Caldwell teaches flag detail students the technicalities of how to fold, unfold, attach, raise, and lower the flags; he has provided a great deal of information on flag etiquette:
- The flags go up briskly and are lowered slowly.
- The American flag always goes on top; no flag can be flown higher.
- When flags are flown at half-staff, the American flag is raised to full height and then lowered to half-staff.
- It is the custom to display the American flag only from sunrise to sunset, however, the flag may be displayed twenty-four hours a day if properly illuminated during the hours of darkness.
- When the flag is lowered, no part of it should touch the ground; it should be received by waiting hands and arms.
- To store the flag, it should be folded neatly and ceremoniously.
- When a flag becomes damaged, tattered, and torn, it should be officially retired.
Caldwell also likes to teach some history while students are working with the flags:
- The colors of the flag have meaning. White stands for purity; red for bravery; blue for loyalty, vigilance, devotion, and justice.

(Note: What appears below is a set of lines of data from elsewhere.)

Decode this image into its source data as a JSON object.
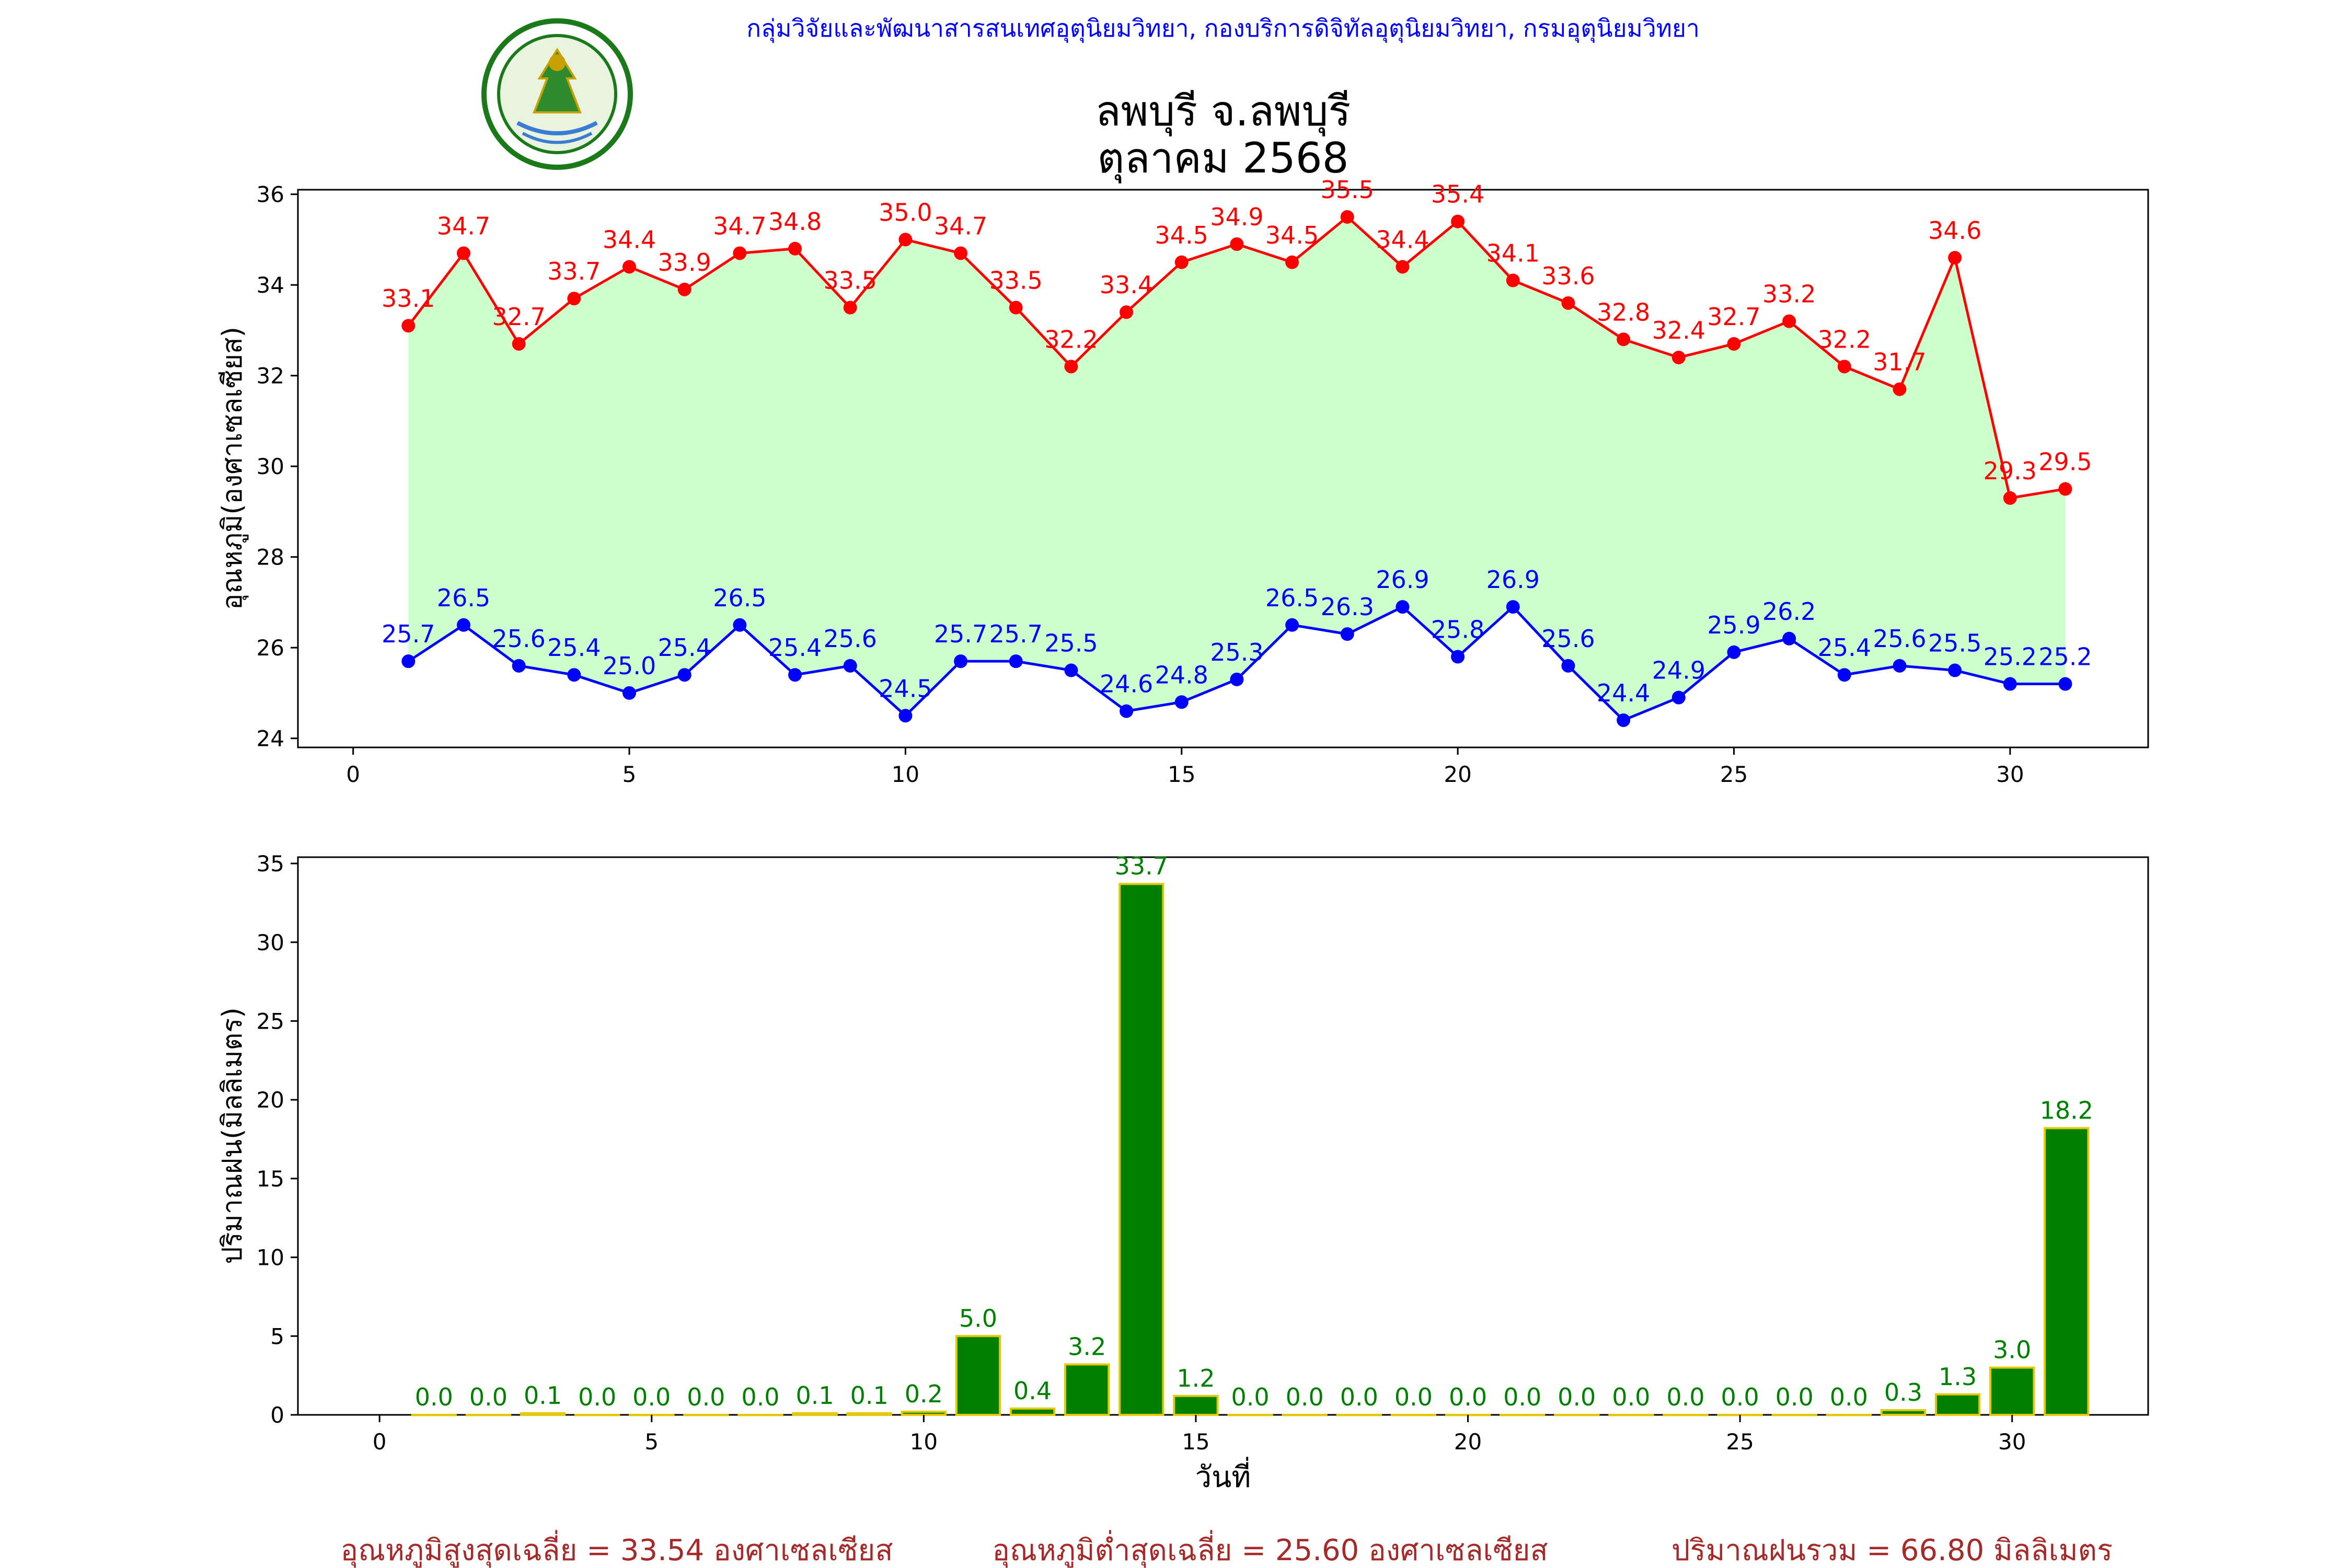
{
  "header": {
    "credit": "กลุ่มวิจัยและพัฒนาสารสนเทศอุตุนิยมวิทยา, กองบริการดิจิทัลอุตุนิยมวิทยา, กรมอุตุนิยมวิทยา",
    "title_line1": "ลพบุรี จ.ลพบุรี",
    "title_line2": "ตุลาคม 2568",
    "logo_text": "กรมอุตุนิยมวิทยา METEOROLOGICAL DEPARTMENT"
  },
  "chart_data": [
    {
      "type": "line",
      "ylabel": "อุณหภูมิ(องศาเซลเซียส)",
      "xlabel": "",
      "xlim": [
        -1,
        32.5
      ],
      "ylim": [
        23.8,
        36.1
      ],
      "xticks": [
        0,
        5,
        10,
        15,
        20,
        25,
        30
      ],
      "yticks": [
        24,
        26,
        28,
        30,
        32,
        34,
        36
      ],
      "x": [
        1,
        2,
        3,
        4,
        5,
        6,
        7,
        8,
        9,
        10,
        11,
        12,
        13,
        14,
        15,
        16,
        17,
        18,
        19,
        20,
        21,
        22,
        23,
        24,
        25,
        26,
        27,
        28,
        29,
        30,
        31
      ],
      "fill_between": true,
      "fill_color": "#ccffcc",
      "series": [
        {
          "color": "#ff0000",
          "values": [
            33.1,
            34.7,
            32.7,
            33.7,
            34.4,
            33.9,
            34.7,
            34.8,
            33.5,
            35.0,
            34.7,
            33.5,
            32.2,
            33.4,
            34.5,
            34.9,
            34.5,
            35.5,
            34.4,
            35.4,
            34.1,
            33.6,
            32.8,
            32.4,
            32.7,
            33.2,
            32.2,
            31.7,
            34.6,
            29.3,
            29.5
          ]
        },
        {
          "color": "#0000ff",
          "values": [
            25.7,
            26.5,
            25.6,
            25.4,
            25.0,
            25.4,
            26.5,
            25.4,
            25.6,
            24.5,
            25.7,
            25.7,
            25.5,
            24.6,
            24.8,
            25.3,
            26.5,
            26.3,
            26.9,
            25.8,
            26.9,
            25.6,
            24.4,
            24.9,
            25.9,
            26.2,
            25.4,
            25.6,
            25.5,
            25.2,
            25.2
          ]
        }
      ]
    },
    {
      "type": "bar",
      "ylabel": "ปริมาณฝน(มิลลิเมตร)",
      "xlabel": "วันที่",
      "xlim": [
        -1.5,
        32.5
      ],
      "ylim": [
        0,
        35.4
      ],
      "xticks": [
        0,
        5,
        10,
        15,
        20,
        25,
        30
      ],
      "yticks": [
        0,
        5,
        10,
        15,
        20,
        25,
        30,
        35
      ],
      "bar_color": "#008000",
      "edge_color": "#e6c800",
      "label_color": "#008000",
      "x": [
        1,
        2,
        3,
        4,
        5,
        6,
        7,
        8,
        9,
        10,
        11,
        12,
        13,
        14,
        15,
        16,
        17,
        18,
        19,
        20,
        21,
        22,
        23,
        24,
        25,
        26,
        27,
        28,
        29,
        30,
        31
      ],
      "values": [
        0.0,
        0.0,
        0.1,
        0.0,
        0.0,
        0.0,
        0.0,
        0.1,
        0.1,
        0.2,
        5.0,
        0.4,
        3.2,
        33.7,
        1.2,
        0.0,
        0.0,
        0.0,
        0.0,
        0.0,
        0.0,
        0.0,
        0.0,
        0.0,
        0.0,
        0.0,
        0.0,
        0.3,
        1.3,
        3.0,
        18.2
      ]
    }
  ],
  "summary": {
    "color": "#a52a2a",
    "avg_max": "อุณหภูมิสูงสุดเฉลี่ย = 33.54 องศาเซลเซียส",
    "avg_min": "อุณหภูมิต่ำสุดเฉลี่ย = 25.60 องศาเซลเซียส",
    "total_rain": "ปริมาณฝนรวม = 66.80 มิลลิเมตร"
  }
}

- The stripes in the American flag stand for the thirteen original colonies; the 50 stars for the 50 states.
- When folding the United States flag there are 13 folds, one for each of the original colonies. When the flag is completely folded, no red is showing. The 13 red and white stripes represent the original colonies, but also the rays of the sun, so when the flag is folded in the evenings after being lowered, the light is being put away into darkness, leaving a field of blue with bright white stars.
- The nickname for the flag is “Old Glory.”
- The flag is folded in a triangular or tricuspid shape, like the tricuspid hats worn by George Washington and the other Patriots in the American Revolution.